Unconditionally (sequel)
.
.
.
Shingeki no Kyojin by Isayama Hajime-sama
This story real by me
Keep enjoy and please RnR
.
Yohooooo minna~ author shigeyuki datang dengan sequel unconditionally~
Sebenernya sequel ini langsung ada di kepala author pas baca review kalian... tapi nyatanya baru ditulis sekarang ehehehe maapin ya buat yang nunggu ^^
Author baru nyadar loh kalo judul fict sama isi ceritanya agak kurang nyambung... tapi yasudahlah~ udah enak manggil fict ini unconditionally sih :v
Oh iyaa, terima kasih banyak sebanyak banyaknya pada kalian semua readers tercintaaa :*
Kalian udah mau baca sampai akhir walaupun author kadang kelelep tanpa kabar dan jejak
Hontou wa arigatou minna TwT
Yang baru baca fict unconditionally sequel ini, mending kalian baca unconditionally yang 11 chapter itu dulu hehe biar greget.. biar nyambung juga bacanya
Tapi ya terserah readers sih ehehehe
Dan disinilah author sekarang, menulis lagi dan berharap readers seneng sama sequel maksa ini
Author sadar bahwa author memiliki andil untuk membuat readers baca fict aneh ini, author juga membiarkan kalian membaca sebegitu banyaknya typo tak tau diri yang nyempil disela-sela gigi ups* maksudnya disela-sela paragraf.

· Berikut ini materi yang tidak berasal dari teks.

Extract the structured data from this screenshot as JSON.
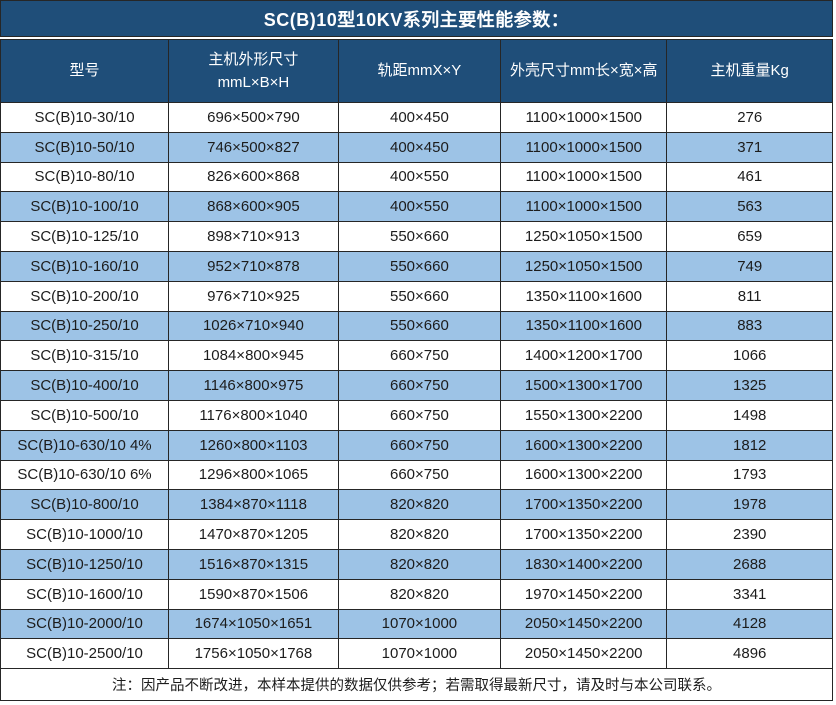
{
  "title": "SC(B)10型10KV系列主要性能参数：",
  "colors": {
    "header_bg": "#1F4E79",
    "row_alt_bg": "#9DC3E6",
    "row_bg": "#FFFFFF",
    "border": "#262626",
    "header_text": "#FFFFFF",
    "body_text": "#1C1C1C"
  },
  "table": {
    "headers": {
      "model": "型号",
      "main_dims_line1": "主机外形尺寸",
      "main_dims_line2": "mmL×B×H",
      "rail": "轨距mmX×Y",
      "shell": "外壳尺寸mm长×宽×高",
      "weight": "主机重量Kg"
    },
    "column_keys": [
      "model",
      "main-dimensions",
      "rail-gauge",
      "shell-size",
      "weight"
    ],
    "rows": [
      [
        "SC(B)10-30/10",
        "696×500×790",
        "400×450",
        "1100×1000×1500",
        "276"
      ],
      [
        "SC(B)10-50/10",
        "746×500×827",
        "400×450",
        "1100×1000×1500",
        "371"
      ],
      [
        "SC(B)10-80/10",
        "826×600×868",
        "400×550",
        "1100×1000×1500",
        "461"
      ],
      [
        "SC(B)10-100/10",
        "868×600×905",
        "400×550",
        "1100×1000×1500",
        "563"
      ],
      [
        "SC(B)10-125/10",
        "898×710×913",
        "550×660",
        "1250×1050×1500",
        "659"
      ],
      [
        "SC(B)10-160/10",
        "952×710×878",
        "550×660",
        "1250×1050×1500",
        "749"
      ],
      [
        "SC(B)10-200/10",
        "976×710×925",
        "550×660",
        "1350×1100×1600",
        "811"
      ],
      [
        "SC(B)10-250/10",
        "1026×710×940",
        "550×660",
        "1350×1100×1600",
        "883"
      ],
      [
        "SC(B)10-315/10",
        "1084×800×945",
        "660×750",
        "1400×1200×1700",
        "1066"
      ],
      [
        "SC(B)10-400/10",
        "1146×800×975",
        "660×750",
        "1500×1300×1700",
        "1325"
      ],
      [
        "SC(B)10-500/10",
        "1176×800×1040",
        "660×750",
        "1550×1300×2200",
        "1498"
      ],
      [
        "SC(B)10-630/10 4%",
        "1260×800×1103",
        "660×750",
        "1600×1300×2200",
        "1812"
      ],
      [
        "SC(B)10-630/10 6%",
        "1296×800×1065",
        "660×750",
        "1600×1300×2200",
        "1793"
      ],
      [
        "SC(B)10-800/10",
        "1384×870×1118",
        "820×820",
        "1700×1350×2200",
        "1978"
      ],
      [
        "SC(B)10-1000/10",
        "1470×870×1205",
        "820×820",
        "1700×1350×2200",
        "2390"
      ],
      [
        "SC(B)10-1250/10",
        "1516×870×1315",
        "820×820",
        "1830×1400×2200",
        "2688"
      ],
      [
        "SC(B)10-1600/10",
        "1590×870×1506",
        "820×820",
        "1970×1450×2200",
        "3341"
      ],
      [
        "SC(B)10-2000/10",
        "1674×1050×1651",
        "1070×1000",
        "2050×1450×2200",
        "4128"
      ],
      [
        "SC(B)10-2500/10",
        "1756×1050×1768",
        "1070×1000",
        "2050×1450×2200",
        "4896"
      ]
    ]
  },
  "footer_note": "注：因产品不断改进，本样本提供的数据仅供参考；若需取得最新尺寸，请及时与本公司联系。"
}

Jika kalian dendam sama author,.. author rela kok disuruh nikah sama bang Levi yang kece itu. Aku ikhlasss aku pasrahhh TwT
Kenapa fict ini disebut sequel? Karena memiliki hubungan yang erat dengan fict sebelumnya. Yup itulah namanya sequel. (Semuanya juga tau thor...)
Tapi fict ini memiliki sedikit bumbu humor didalamnya (mungkin) menurut author sih gitu... kalo kalian gak ngeh sama humor yang author sempilin, maapin yaa :p
Yuk kita mulai aja ceritanyaa~
Bekicooot *eh salah lagi...
Maksudnya
Cekidoooot~
.
.
.
.
..
.
Seperti yang terlihat, ada seorang pria bermanik tajam dan berambut kelam duduk sendiri di sebuah kafe. Jas hitam rapi dan cravat yang menghiasi kerah kemejanya menambah aksen bahwa ia merupakan orang penting. Ya, seperti itulah kenyataannya. Pria kelam itu bernama Rivaille Ackerman. Pria berdarah prancis jepang yang terkenal karena memiliki andil besar dalam perusahaan yang berhubungan dengan bisnis ekspor. Nama Ackerman tak pernah absen menjadi sponsor beberapa perusahaan kecil maupun besar yang memerlukan beberapa properti dari perusaannya. Di usianya yang menginjak 26 tahun ini, ia memang terbilang sangat sukses. Yah.. jangan sebut dia keluarga Ackerman jika tidak bisa menumpuk pundi-pundi uang disetiap tempat.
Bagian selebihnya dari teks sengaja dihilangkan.